4歳になると、言い聞かせた内容を良く理解できるようになってきます。指しゃぶりをなぜやめなければならないのか理由を説明し、少しずつやめさせていくのに適した時期です。

5歳以降

5歳を過ぎても頻繁に指しゃぶりをしている場合は、原因となっていることがないか考えてみましょう。生活環境の変化などからくるストレスや緊張、不安、欲求不満を和らげるために行っている場合もあります。原因がなくなれば自然とやめることもありますので、一概に叱らないようにしましょう。かかりつけの小児科医や歯科医師などの専門家に相談してみるのも良いでしょう。

指しゃぶりに対する対応の仕方は、お子さんの成長に合わせて多少前後しても構いません。指しゃぶりに限らず、何かを急にやめることは難しいですので、早めに少しずつアプローチしていくのも良いかもしれません。

指しゃぶりをやめさせるために家庭でできること

少女とネコ

具体的に、指しゃぶりに対してどのように対応していったら良いのでしょうか。いくつか例を挙げていきますので、参考にしてみて下さい。

1.言葉で注意する

指しゃぶりをしている、もしくはしそうになったら優しく注意してあげましょう。指を口に持っていったら名前を呼ぶなど、周りの人の協力も必要です。

2.外遊びや運動をさせる

他に集中していることがあれば、指しゃぶりをしている暇なんてありません。思いっきり遊ばせてあげましょう。

3.寝つくまでの間、手をつなぐ

眠い時に指しゃぶりが出やすい傾向がありますので、指しゃぶりができないようにあらかじめ手を握っておくのも良いでしょう。

4.眠りながらしゃぶっていたら、外してあげる

無意識下で行っていることまではコントロールできません。こっそり外してあげましょう。

5.指しゃぶりをしなかったら褒めてあげる

子供に限らず、褒められると嬉しいものです。指しゃぶりに関しても、褒めて伸ばすようにしましょう。

6.目標となる期日を決める、皆の前で約束させる

具体的に期日を決めることも有効です。年齢や誕生日などを設定すると、お子さん自身もわかりやすいでしょう。
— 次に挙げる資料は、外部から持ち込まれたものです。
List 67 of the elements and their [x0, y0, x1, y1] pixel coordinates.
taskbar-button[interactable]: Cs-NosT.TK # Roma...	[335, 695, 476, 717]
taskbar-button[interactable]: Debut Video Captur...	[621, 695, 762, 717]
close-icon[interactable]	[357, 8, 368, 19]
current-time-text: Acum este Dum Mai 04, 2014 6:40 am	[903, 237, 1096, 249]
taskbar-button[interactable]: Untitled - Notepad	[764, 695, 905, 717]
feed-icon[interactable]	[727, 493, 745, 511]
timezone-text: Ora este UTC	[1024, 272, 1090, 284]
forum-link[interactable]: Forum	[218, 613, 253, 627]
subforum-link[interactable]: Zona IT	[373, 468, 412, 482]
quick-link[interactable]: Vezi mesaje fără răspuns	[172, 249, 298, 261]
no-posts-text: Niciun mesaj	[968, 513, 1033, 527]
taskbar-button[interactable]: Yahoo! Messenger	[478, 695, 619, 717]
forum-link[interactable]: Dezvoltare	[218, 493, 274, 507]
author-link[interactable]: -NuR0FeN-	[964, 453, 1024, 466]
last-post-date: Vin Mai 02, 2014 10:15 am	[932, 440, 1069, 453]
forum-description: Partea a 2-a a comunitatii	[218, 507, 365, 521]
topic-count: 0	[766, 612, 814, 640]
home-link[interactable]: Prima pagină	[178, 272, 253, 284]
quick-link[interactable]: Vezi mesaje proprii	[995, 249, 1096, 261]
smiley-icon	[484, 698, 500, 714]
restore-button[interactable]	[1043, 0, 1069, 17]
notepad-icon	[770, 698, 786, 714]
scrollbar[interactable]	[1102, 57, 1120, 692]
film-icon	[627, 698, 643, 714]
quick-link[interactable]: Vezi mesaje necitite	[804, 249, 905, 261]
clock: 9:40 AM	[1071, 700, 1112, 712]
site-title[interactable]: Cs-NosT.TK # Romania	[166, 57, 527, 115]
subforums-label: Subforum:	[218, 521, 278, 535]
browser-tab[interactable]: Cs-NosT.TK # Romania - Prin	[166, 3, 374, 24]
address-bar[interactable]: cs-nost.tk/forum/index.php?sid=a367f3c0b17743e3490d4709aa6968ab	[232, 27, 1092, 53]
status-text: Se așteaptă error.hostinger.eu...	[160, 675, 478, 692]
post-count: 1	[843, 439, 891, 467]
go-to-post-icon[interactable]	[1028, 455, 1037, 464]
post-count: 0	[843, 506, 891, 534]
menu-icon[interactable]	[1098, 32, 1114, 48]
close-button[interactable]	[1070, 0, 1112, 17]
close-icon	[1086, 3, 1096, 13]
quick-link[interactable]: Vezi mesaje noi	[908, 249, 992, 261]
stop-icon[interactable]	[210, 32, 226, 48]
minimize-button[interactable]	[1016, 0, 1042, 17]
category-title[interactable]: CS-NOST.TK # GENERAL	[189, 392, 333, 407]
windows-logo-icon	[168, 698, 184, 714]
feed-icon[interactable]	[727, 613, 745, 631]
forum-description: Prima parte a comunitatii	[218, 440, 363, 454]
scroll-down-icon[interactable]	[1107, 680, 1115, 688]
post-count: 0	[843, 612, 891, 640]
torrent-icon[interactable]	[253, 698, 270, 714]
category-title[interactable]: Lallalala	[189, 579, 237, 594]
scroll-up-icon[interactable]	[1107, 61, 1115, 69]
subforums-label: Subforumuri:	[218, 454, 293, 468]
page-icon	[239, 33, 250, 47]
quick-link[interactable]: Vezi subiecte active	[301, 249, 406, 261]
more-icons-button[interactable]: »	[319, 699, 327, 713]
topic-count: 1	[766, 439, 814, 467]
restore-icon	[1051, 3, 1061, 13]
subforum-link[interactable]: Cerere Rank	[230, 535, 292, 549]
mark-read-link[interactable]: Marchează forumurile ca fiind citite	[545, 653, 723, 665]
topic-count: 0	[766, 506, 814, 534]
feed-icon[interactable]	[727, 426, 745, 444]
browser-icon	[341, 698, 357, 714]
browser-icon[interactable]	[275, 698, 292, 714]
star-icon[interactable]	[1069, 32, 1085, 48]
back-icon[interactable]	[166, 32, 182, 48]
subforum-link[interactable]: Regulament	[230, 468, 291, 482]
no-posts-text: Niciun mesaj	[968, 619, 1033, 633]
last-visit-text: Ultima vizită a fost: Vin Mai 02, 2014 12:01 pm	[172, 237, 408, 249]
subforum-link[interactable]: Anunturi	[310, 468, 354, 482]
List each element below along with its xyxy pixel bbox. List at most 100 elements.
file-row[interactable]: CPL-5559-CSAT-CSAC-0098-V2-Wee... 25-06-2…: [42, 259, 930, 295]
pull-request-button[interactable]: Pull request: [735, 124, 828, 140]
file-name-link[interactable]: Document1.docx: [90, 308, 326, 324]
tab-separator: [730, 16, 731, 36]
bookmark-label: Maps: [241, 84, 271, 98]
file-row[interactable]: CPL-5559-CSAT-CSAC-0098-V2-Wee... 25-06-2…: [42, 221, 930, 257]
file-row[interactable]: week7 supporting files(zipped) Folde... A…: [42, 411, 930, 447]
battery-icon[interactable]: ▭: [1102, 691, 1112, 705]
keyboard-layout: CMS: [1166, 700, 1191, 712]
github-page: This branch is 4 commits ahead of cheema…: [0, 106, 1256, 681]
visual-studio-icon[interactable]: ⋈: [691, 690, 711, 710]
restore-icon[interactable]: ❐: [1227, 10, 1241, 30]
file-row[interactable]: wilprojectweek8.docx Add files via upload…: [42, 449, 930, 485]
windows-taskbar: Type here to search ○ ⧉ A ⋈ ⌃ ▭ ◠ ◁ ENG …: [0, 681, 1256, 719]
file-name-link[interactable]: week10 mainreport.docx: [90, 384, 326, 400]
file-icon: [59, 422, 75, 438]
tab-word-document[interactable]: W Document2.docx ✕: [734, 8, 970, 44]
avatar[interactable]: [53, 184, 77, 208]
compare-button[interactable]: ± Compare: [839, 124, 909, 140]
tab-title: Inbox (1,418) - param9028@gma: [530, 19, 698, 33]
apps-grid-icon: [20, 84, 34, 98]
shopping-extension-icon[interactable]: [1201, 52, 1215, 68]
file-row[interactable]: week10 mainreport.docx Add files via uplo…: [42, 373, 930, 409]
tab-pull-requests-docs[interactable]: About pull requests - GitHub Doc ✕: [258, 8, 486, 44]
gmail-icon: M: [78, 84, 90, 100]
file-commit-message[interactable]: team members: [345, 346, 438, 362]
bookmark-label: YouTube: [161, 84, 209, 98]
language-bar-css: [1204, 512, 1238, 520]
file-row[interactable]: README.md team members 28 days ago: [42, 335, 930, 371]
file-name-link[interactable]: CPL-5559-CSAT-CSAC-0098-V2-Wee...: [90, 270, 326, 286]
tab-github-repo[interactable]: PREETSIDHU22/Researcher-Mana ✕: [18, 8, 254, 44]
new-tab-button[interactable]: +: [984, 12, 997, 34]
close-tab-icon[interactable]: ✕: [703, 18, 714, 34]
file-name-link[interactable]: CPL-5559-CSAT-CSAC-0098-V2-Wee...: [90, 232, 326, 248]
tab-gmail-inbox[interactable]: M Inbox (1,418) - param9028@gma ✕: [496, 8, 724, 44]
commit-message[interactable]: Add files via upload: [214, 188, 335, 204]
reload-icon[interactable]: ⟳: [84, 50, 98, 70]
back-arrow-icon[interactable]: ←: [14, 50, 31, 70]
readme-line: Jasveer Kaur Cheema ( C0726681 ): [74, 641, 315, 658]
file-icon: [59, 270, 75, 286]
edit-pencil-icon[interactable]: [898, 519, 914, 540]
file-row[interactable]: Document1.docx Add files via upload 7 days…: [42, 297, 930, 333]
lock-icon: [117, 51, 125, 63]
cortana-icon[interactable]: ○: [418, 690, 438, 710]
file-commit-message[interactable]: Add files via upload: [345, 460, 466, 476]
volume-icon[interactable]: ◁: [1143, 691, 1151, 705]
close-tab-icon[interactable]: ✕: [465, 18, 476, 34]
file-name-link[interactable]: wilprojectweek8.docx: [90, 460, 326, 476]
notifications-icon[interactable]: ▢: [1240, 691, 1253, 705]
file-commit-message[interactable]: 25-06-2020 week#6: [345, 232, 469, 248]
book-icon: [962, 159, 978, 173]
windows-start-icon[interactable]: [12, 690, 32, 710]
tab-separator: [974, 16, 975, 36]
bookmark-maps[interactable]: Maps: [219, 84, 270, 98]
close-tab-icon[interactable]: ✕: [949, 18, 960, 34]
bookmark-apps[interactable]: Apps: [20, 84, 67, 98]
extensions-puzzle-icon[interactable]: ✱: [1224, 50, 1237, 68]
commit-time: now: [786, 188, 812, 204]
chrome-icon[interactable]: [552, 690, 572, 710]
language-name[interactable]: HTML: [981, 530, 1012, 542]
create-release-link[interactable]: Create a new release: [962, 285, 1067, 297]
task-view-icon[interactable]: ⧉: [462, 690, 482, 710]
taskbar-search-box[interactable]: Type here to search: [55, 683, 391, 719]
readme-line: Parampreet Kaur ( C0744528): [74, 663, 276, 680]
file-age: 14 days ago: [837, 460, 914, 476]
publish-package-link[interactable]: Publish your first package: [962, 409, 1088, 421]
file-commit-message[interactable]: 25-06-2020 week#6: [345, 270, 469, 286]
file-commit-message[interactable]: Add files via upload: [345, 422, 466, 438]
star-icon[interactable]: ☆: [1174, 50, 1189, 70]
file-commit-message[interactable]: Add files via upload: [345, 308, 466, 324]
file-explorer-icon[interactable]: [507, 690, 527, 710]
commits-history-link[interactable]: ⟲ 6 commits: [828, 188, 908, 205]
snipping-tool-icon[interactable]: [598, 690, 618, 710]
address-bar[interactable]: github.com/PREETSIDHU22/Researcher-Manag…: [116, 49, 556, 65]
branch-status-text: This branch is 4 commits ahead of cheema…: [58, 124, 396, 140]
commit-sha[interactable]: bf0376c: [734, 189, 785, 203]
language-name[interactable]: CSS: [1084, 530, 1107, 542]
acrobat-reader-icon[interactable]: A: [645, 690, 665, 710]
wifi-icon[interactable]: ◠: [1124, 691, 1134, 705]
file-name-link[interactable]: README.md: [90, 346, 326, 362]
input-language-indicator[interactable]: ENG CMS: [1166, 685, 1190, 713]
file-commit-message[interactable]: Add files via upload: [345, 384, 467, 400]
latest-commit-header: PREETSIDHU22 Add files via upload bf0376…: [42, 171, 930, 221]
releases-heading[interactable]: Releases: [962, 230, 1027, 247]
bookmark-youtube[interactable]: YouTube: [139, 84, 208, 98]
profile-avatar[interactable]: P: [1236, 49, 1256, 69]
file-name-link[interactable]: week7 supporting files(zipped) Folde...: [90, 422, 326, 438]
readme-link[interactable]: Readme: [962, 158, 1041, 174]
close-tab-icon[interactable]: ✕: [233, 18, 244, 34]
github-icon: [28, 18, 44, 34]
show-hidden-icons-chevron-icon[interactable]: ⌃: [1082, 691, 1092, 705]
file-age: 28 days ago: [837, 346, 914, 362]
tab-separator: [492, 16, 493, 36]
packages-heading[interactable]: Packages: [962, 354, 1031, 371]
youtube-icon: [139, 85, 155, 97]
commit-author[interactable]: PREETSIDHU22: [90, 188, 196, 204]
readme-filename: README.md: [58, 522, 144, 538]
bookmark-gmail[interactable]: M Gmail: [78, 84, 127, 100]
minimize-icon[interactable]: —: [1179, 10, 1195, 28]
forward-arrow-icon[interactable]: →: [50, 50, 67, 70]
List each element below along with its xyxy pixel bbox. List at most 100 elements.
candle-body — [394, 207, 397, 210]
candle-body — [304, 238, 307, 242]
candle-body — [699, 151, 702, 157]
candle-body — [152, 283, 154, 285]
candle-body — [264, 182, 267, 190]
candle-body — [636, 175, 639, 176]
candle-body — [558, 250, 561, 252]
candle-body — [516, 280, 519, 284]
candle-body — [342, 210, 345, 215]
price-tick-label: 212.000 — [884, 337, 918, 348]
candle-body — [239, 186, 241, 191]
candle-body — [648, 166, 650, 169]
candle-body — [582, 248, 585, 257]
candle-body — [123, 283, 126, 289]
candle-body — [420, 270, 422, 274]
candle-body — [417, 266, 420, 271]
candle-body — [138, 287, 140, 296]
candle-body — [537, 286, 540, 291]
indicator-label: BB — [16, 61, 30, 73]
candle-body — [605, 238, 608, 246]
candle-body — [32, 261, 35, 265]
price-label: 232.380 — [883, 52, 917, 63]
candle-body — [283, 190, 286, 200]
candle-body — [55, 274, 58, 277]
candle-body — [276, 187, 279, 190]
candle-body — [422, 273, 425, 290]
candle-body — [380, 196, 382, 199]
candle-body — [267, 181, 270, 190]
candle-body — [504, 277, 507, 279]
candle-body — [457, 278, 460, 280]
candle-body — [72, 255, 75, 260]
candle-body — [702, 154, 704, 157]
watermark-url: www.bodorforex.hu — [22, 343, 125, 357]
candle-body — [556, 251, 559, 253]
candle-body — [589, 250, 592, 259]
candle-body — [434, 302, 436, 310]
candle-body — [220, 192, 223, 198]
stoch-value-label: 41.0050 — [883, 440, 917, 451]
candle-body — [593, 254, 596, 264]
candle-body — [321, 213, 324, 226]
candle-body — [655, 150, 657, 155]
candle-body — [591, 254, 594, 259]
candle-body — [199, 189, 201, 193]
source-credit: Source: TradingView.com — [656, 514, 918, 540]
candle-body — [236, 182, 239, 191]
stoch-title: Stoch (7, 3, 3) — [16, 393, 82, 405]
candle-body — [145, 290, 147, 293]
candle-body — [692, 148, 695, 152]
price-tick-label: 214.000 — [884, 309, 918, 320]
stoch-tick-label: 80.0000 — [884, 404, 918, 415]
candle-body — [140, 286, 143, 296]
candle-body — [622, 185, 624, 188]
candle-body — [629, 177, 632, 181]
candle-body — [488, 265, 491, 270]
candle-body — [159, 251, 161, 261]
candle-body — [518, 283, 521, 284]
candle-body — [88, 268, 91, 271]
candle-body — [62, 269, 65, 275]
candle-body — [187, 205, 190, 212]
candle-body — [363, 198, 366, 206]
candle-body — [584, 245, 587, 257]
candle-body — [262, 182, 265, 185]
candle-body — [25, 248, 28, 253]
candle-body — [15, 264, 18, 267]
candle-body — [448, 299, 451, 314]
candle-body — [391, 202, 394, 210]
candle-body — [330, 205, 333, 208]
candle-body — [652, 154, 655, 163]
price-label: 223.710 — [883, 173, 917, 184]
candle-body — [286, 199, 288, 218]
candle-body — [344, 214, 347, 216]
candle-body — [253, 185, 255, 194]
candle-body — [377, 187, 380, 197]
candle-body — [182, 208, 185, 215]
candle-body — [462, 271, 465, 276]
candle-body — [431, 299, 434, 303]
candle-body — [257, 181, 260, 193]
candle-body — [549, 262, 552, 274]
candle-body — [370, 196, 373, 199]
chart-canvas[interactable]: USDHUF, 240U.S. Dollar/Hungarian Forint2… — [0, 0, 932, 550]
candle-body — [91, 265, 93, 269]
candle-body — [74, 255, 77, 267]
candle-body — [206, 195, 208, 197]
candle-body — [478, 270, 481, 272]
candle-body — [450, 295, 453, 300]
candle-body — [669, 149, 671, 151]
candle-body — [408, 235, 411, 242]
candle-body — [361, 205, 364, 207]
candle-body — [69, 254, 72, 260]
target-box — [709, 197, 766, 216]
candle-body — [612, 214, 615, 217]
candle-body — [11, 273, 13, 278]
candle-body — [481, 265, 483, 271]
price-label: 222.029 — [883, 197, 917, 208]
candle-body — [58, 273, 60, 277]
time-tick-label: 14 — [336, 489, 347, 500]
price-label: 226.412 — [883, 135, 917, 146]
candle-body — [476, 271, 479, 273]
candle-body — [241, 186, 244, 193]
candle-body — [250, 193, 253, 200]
7.指しゃぶり防止の為に、指サック・指人形・靴下・手袋などをはめておく

指しゃぶりしにくいようにこのようなものを手にはめることで、ガードしてしまいましょう。さすがに靴下には抵抗がありますね。

8.指しゃぶり防止マニキュアを使う

味が苦くてまずいので、自然と指しゃぶりが遠ざかっていくという優れものです。

指しゃぶりに対してはこのように対応していきましょう。しかし、お子さんの成長においては、親子のコミュニケーションを十分に取ることも大切です。できるだけ1~7の方法でやめさせてあげてください。指しゃぶり防止マニキュアは、大きくなってもやめられない頑固な指しゃぶりに対する秘策として取っておくべきでしょう。

まとめ

指しゃぶりは、お子さんの年齢によって、考え方も対応の仕方も異なるということがお分かり頂けたでしょうか。指しゃぶりは、歯並びだけでなくその他の口腔機能にも影響を及ぼす可能性がありますので、まだお子さんが小さいうちや頻度が少ないにも関わらず、心配なさる方が多くいらっしゃいます。お子さんの成長に合わせて、適切な対応ができるよう、今回の記事を参考にしていただければ嬉しく思います。ご自身では対応に悩んでしまうような時には、かかりつけの歯科医院でご相談されてみて下さいね。